Someone touched me on the arm. I looked round.
‘Jenno!’ I exclaimed in surprise. ‘You came to see me off!’
Her reply was lost in the commotion of the stopping train which came to a halt with an empty compartment right in front of me. I turned the big brass door handle.
‘Quick,’ cried Jenno. ‘Get in before Lost-a-tanner Reggie spots me.’
She leaped into the train after me and slammed the door. A whistle blew, and the train slowly set off.
‘Phew,’ puffed Jenno, like our panting locomotive. ‘Oi thought moi mum would never go. Oi nearly missed the train.’
‘Are you going into town?’
‘Naw— moi mum's goin' inter town wiv Mrs Jay.’
‘Where are you going then?’
‘Ter Lunnon.’
‘To London?’
‘Yew din't fink yew was a-goin' there on yer own did yew?’
I gaped at her. ‘You're coming with me?’
Jenno gave me a freckly grin and nodded.
‘And your mother doesn't know?’
Jenno shook her head. ‘'Corse she don't. She'd never 'ad let me go if'n she knew. Any'ow— we'll be back 'ere again afore she gets 'ome from town.’
‘Is that why you were worried about Reggie seeing you?’
‘Naw— 'ee moight 've asked me about moi ticket.’
‘And so?’
‘Oi ain't got one.’
I gaped at her again. ‘How d'you think you can get to London without a ticket?’
‘Oi got on the train wivvout one din't Oi? Oi reckon as 'ow Oi c'n get off the same way.’
‘How often have you been to London?’
‘Oi ain't never been ter Lunnon. Oi ain't 'ardly ever bin on a train 'cept a couple a times into town wiv moi mum when Oi was little. Usually we takes the 'bus.’
‘Jenno— there's nearly always a ticket inspector on the train. And then there's someone at the barrier at the other end who collects the tickets. They'll catch you, and you'll have to pay a big fine. Besides, you haven't brought your gasmask.’
‘Aw, c'mon— yer worse 'n Dismal. There won't be no gas. We'll manage. Ow c'n an inspector get in 'ere any'ow? An' we're gettin' off in a minute, at the first stop.’

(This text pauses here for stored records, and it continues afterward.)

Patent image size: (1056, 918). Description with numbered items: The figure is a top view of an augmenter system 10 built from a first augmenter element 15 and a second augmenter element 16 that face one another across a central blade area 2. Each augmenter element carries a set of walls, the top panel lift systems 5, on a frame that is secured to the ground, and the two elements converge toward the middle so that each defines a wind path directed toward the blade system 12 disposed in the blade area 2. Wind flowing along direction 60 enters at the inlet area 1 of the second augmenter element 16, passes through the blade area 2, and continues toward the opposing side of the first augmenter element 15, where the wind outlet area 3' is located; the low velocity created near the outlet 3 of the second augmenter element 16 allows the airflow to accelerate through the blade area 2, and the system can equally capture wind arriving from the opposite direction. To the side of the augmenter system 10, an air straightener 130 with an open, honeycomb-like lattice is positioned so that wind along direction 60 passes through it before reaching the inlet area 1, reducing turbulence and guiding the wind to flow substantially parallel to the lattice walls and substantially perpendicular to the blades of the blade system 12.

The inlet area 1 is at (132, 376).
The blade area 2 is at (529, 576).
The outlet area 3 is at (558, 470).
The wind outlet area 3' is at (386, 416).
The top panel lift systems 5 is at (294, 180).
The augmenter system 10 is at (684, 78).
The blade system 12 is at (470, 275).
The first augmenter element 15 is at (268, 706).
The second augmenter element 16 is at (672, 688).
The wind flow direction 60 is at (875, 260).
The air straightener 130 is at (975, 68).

‘Yeah, okay— and then we change into an express to London. The carriages have a corridor. That's how the inspector can get in. I think you'd better go back to Widdlington by the first train and try to dodge old Lost-a-tanner getting off the platform. That shouldn't be too difficult.’
‘Oi told yew— Oi'm comin' wiv yer. So don't fink yew c'n get rid of me that easy.’
‘I can't buy you a ticket; I've only got eleven pence left and I need that for the underground.’
‘Oi'm comin' wiv yer. Yew can't make me go back— so Oi'm a-comin'.’
The train stopped with a jerk.
‘All change, all change,’ called the loud-speaker. ‘Passengers for London proceed to platform one. The express is due in five minutes.’
‘Go on back, Jenno. The indicator board will show you the next train for Widdlington.’